The memorial stands in front of the municipal community center
established in Gan Meir (Meir Park) for the gay community in 2008, ahead
of Tel Aviv’s centennial, reported the Jewish Daily Forward.
The memorial consists of three triangles: One is concrete, and on it
appears a explanation of the persecution of homosexuals during the
Holocaust; the second is an upside-down triangle painted pink
(indicative of the symbol the Nazis forced homosexuals to wear); and the
third triangle faces the other two and consists of three pink benches.
On each of them a sentence is written in Hebrew, English and German:
“In memory of those persecuted by the Nazi regime for their sexual
orientation and gender identity.”
Local attorney and LGBTQ rights activist Eran Lev was the driving
force behind the creation of the city-funded memorial, and planned by
landscape architect Prof.
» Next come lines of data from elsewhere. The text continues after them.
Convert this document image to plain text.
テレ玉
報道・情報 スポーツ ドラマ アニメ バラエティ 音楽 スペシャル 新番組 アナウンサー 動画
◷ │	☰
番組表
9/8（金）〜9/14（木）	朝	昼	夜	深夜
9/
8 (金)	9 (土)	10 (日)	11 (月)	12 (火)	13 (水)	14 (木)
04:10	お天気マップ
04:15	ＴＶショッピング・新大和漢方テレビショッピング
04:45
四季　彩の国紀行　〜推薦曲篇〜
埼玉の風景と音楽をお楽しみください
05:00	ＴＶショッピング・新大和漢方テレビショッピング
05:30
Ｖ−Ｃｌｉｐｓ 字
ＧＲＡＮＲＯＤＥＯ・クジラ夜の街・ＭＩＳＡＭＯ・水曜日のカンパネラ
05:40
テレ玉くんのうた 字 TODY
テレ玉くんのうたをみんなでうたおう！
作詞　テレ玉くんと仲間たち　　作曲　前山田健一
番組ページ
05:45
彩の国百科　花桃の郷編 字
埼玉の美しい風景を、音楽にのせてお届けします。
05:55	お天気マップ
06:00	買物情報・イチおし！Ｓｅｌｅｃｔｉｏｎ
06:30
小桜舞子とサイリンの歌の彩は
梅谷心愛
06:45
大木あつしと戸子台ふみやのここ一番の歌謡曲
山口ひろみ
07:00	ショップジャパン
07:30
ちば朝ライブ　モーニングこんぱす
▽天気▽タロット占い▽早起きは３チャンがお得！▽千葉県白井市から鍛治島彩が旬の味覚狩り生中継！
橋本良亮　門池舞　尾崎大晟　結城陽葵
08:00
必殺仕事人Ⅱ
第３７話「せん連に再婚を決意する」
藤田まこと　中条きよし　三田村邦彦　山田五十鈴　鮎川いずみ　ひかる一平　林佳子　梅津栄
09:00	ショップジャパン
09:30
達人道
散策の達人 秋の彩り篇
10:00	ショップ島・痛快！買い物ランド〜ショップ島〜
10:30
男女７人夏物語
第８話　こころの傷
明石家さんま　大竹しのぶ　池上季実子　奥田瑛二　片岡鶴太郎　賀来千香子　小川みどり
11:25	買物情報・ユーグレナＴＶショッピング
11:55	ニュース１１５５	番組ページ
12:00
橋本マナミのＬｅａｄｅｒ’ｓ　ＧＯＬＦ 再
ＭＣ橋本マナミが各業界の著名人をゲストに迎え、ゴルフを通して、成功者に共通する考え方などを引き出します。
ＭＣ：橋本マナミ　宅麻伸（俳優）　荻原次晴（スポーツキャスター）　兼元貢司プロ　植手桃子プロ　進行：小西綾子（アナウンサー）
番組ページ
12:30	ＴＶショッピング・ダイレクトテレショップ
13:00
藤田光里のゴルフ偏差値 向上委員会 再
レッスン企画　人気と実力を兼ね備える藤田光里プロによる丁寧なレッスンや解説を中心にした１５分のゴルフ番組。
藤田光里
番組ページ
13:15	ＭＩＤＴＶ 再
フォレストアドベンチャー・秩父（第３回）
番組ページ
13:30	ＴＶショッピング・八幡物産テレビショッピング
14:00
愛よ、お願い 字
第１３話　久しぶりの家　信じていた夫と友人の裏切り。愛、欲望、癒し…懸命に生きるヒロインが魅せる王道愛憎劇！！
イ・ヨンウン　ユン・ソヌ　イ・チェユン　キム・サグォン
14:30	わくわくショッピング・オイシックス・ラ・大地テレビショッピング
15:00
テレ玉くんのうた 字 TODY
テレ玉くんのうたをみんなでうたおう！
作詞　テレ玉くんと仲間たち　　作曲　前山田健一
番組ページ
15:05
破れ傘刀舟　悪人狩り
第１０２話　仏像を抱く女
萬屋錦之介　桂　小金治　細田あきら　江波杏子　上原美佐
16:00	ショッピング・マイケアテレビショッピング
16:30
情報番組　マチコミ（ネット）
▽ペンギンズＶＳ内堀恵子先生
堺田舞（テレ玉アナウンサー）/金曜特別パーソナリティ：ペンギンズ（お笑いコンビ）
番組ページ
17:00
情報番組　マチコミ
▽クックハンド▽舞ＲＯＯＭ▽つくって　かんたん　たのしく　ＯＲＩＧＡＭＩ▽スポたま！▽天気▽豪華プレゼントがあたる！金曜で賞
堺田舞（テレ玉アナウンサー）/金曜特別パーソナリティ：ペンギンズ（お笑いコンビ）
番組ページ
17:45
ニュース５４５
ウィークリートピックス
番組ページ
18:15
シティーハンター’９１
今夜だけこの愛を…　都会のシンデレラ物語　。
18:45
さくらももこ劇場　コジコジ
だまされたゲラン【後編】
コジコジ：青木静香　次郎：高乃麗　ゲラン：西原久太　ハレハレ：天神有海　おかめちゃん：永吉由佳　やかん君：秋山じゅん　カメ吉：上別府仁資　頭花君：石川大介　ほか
Yael Moriah, who in recent year has overseen
the renovation of Gan Meir park.
“It’s important to me that people understand that
persecution of gay people was not the usual story of the Holocaust that
we know from the final solution, and from the Wansee Conference,” said
Lev. “This is a different story, more modest, but still an important
one.”
“It’s important that people in Israel know that the Nazis persecuted
others as well, not because they were Jews, but because they were gay,”
he said.
Moshe Zimmermann, the memorial project’s historical adviser and a
professor at Hebrew
University, contributed the additional text which
reads: “According to Nazi ideology, homosexuality was considered harmful
to ‘public health.’ The Gestapo had a special unit to fight
homosexuals and the ‘Center for the Fighting of Homosexuality and
Abortions’ kept a secret file on about 100,000 homosexuals.”